Differential privacy (DP) ensures that training a machine learning model does not leak private data. In practice, we may have access to auxiliary public data that is free of privacy concerns. In this work, we assume access to a given amount of public data and settle the following fundamental open questions: 1. What is the optimal (worst-case) error of a DP model trained over a private data set while having access to side public data? 2. How can we harness public data to improve DP model training in practice? We consider these questions in both the local and central models of pure and approximate DP. To answer the first question, we prove tight (up to log factors) lower and upper bounds that characterize the optimal error rates of three fundamental problems: mean estimation, empirical risk minimization, and stochastic convex optimization. We show that the optimal error rates can be attained (up to log factors) by either discarding private data and training a public model, or treating public data like it is private and using an optimal DP algorithm.

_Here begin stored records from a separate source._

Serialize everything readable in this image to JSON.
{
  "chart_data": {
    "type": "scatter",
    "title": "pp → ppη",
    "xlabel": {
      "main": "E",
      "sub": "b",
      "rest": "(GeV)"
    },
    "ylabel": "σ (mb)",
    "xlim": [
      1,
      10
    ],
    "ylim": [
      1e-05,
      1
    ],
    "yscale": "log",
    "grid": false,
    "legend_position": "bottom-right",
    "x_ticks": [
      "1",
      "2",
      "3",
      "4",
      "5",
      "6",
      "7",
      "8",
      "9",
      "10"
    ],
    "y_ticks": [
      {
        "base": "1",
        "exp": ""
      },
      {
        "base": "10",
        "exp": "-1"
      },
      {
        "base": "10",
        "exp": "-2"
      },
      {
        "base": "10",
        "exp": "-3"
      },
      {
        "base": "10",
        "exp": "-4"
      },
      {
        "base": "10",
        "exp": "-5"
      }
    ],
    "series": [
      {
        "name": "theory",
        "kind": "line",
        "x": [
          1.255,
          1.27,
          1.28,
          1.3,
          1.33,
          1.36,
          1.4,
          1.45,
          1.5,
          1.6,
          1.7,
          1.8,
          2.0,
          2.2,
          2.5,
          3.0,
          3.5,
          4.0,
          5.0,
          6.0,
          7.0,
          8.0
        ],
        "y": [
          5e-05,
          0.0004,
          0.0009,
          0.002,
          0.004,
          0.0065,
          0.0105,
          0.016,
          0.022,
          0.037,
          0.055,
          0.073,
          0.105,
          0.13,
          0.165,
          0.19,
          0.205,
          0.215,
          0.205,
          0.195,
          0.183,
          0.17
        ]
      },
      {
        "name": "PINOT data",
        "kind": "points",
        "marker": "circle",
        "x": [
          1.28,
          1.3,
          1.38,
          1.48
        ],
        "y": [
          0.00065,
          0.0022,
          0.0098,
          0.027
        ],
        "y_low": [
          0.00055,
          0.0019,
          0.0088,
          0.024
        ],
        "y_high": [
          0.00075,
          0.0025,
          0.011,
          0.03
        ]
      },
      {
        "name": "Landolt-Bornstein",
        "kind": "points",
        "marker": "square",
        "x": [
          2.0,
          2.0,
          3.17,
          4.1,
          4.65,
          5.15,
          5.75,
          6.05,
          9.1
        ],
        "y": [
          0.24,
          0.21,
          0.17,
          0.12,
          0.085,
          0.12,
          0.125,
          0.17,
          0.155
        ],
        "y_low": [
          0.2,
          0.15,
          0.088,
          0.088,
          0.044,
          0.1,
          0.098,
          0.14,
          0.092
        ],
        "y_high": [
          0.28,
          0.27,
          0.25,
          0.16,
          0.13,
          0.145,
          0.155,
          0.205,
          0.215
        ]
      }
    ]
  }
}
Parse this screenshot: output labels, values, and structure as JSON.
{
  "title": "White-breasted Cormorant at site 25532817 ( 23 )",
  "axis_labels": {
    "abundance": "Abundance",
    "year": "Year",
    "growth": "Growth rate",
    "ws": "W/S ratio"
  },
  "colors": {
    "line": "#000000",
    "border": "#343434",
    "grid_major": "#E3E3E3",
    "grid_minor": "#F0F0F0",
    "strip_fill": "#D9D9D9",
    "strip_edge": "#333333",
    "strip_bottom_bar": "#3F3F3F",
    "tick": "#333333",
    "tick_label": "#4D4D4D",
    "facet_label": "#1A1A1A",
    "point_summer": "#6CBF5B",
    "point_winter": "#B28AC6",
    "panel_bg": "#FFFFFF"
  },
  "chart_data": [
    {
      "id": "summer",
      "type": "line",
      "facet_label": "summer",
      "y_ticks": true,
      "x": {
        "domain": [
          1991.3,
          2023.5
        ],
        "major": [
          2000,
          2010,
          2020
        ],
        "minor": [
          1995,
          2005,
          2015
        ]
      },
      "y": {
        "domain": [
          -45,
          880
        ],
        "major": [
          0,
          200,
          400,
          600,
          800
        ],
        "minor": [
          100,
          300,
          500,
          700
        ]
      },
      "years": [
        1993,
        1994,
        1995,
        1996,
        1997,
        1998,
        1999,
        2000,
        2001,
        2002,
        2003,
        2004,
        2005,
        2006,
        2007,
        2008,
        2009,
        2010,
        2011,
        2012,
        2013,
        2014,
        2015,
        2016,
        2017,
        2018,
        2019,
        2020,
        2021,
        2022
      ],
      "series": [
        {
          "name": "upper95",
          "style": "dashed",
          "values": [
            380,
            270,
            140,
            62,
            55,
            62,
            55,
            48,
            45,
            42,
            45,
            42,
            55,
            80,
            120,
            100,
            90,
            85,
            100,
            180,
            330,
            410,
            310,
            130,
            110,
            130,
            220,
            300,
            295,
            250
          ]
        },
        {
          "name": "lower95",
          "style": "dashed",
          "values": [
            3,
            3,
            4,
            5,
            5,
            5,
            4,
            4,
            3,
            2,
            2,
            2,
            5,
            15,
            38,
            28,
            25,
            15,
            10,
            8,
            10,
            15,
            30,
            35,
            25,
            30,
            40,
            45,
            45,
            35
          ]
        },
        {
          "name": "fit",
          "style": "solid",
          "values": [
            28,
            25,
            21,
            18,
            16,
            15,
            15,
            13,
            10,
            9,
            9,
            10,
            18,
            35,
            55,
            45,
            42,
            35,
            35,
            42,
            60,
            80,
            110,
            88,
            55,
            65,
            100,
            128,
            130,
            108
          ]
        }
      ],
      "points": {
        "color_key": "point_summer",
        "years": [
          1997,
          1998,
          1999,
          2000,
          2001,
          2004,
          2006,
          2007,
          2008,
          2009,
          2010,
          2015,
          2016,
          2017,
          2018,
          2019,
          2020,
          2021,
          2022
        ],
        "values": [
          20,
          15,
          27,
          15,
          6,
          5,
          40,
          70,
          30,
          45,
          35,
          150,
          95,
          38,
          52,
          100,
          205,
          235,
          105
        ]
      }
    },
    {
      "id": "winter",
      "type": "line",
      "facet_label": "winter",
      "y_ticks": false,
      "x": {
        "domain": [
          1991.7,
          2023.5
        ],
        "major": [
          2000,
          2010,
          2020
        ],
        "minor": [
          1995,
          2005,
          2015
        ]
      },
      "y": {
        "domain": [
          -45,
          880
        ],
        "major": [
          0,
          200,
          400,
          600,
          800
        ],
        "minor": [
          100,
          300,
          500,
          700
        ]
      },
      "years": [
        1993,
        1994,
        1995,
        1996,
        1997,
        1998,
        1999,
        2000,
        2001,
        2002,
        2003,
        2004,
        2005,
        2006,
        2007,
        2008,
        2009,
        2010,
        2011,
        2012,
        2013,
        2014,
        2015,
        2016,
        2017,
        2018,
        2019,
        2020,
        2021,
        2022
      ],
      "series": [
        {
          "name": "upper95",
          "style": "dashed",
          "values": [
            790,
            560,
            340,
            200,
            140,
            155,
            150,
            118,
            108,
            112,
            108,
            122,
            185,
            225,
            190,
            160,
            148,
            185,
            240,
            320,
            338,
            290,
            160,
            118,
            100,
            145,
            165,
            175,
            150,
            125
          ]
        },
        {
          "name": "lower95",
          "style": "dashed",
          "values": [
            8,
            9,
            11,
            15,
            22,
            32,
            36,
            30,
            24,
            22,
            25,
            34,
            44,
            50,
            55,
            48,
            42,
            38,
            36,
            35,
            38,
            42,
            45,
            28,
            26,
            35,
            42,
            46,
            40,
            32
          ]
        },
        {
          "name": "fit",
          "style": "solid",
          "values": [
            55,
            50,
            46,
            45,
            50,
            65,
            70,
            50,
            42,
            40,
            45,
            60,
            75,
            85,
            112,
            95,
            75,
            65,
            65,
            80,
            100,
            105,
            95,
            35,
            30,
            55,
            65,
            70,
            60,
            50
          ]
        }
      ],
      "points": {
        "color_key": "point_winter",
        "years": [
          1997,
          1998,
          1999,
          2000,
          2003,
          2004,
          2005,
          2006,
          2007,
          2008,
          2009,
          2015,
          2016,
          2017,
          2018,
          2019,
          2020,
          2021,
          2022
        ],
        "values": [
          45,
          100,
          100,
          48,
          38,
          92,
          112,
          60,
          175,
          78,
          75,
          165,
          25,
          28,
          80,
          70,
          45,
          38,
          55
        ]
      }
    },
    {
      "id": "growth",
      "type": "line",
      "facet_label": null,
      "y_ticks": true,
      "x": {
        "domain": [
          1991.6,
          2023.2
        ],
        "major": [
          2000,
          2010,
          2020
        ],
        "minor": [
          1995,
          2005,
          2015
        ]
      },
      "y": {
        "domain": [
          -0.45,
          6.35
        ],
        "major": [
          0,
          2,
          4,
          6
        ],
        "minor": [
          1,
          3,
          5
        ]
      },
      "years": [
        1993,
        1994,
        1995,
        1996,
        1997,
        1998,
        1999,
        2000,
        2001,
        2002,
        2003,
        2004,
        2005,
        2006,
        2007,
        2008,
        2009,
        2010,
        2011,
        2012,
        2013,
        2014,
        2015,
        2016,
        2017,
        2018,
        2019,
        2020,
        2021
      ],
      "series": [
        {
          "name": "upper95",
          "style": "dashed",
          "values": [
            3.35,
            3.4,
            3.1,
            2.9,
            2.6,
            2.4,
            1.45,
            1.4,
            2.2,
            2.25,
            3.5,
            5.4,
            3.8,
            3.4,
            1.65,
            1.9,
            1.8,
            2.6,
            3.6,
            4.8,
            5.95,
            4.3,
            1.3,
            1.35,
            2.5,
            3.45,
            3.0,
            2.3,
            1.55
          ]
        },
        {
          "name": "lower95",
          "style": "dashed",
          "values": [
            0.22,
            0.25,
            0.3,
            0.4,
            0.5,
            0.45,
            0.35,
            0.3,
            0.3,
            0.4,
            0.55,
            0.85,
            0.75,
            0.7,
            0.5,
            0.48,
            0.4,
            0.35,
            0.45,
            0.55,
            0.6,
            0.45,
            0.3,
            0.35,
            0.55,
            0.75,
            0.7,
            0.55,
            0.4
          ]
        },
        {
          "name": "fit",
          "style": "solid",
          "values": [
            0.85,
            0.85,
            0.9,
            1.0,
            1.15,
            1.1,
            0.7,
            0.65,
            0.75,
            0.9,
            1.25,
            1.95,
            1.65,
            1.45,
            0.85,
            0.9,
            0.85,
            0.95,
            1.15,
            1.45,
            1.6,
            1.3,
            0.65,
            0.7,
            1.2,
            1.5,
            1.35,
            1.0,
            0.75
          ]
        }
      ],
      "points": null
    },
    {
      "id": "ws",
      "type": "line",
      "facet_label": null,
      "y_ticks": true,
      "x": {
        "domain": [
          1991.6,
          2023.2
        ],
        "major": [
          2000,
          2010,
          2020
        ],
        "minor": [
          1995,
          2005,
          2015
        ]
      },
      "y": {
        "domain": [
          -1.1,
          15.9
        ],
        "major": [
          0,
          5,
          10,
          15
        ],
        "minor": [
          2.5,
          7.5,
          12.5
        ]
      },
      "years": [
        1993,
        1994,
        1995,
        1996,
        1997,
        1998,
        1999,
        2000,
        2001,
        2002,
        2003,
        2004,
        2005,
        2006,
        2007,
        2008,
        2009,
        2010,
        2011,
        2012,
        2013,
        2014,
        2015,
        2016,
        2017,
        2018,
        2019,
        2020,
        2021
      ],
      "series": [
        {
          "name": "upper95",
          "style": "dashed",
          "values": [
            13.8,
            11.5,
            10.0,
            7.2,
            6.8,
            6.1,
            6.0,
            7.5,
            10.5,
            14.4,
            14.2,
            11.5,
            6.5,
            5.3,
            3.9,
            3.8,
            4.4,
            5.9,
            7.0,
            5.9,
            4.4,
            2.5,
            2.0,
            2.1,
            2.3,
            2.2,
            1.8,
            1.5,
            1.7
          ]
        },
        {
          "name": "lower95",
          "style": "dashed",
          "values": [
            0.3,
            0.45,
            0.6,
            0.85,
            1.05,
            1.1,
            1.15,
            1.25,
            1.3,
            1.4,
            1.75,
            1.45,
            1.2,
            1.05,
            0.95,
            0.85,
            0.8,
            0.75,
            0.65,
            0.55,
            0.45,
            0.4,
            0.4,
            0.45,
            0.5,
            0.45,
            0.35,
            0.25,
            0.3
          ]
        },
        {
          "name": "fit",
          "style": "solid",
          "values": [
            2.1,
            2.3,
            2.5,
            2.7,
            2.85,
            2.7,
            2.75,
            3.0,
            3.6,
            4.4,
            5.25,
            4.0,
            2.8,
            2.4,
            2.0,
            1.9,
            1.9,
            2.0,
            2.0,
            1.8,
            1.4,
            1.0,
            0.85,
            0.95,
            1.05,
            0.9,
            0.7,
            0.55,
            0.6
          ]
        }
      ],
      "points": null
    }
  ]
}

To address the second question, we develop novel algorithms that are "even more optimal" (i.e. better constants) than the asymptotically optimal approaches described above. For local DP mean estimation, our algorithm is \ul{optimal including constants}. Empirically, our algorithms show benefits over the state-of-the-art.

翻译：差分隐私（DP）确保训练机器学习模型不会泄露私有数据。在实践中，我们可能拥有不受隐私问题影响的辅助公共数据。在本研究中，我们假设可获得一定量的公共数据，并解决以下基本开放问题：1. 在拥有侧公共数据的情况下，基于私有数据集训练的DP模型的最优（最坏情况）误差是多少？2. 如何在实践中利用公共数据改进DP模型训练？我们在纯DP和近似DP的本地模型与中央模型中考虑这些问题。为回答第一个问题，我们证明了（至多对数因子紧的）下界与上界，这些界刻画了三个基本问题的最优误差率：均值估计、经验风险最小化和随机凸优化。我们表明，最优误差率（至多对数因子）可以通过舍弃私有数据并训练公共模型，或如同处理私有数据般对待公共数据并使用最优DP算法来实现。针对第二个问题，我们开发了新颖算法，这些算法相较于上述渐近最优方法“甚至更优”（即常数更优）。对于本地DP均值估计，我们的算法在包括常数方面达到最优。实验表明，我们的算法优于当前最先进方法。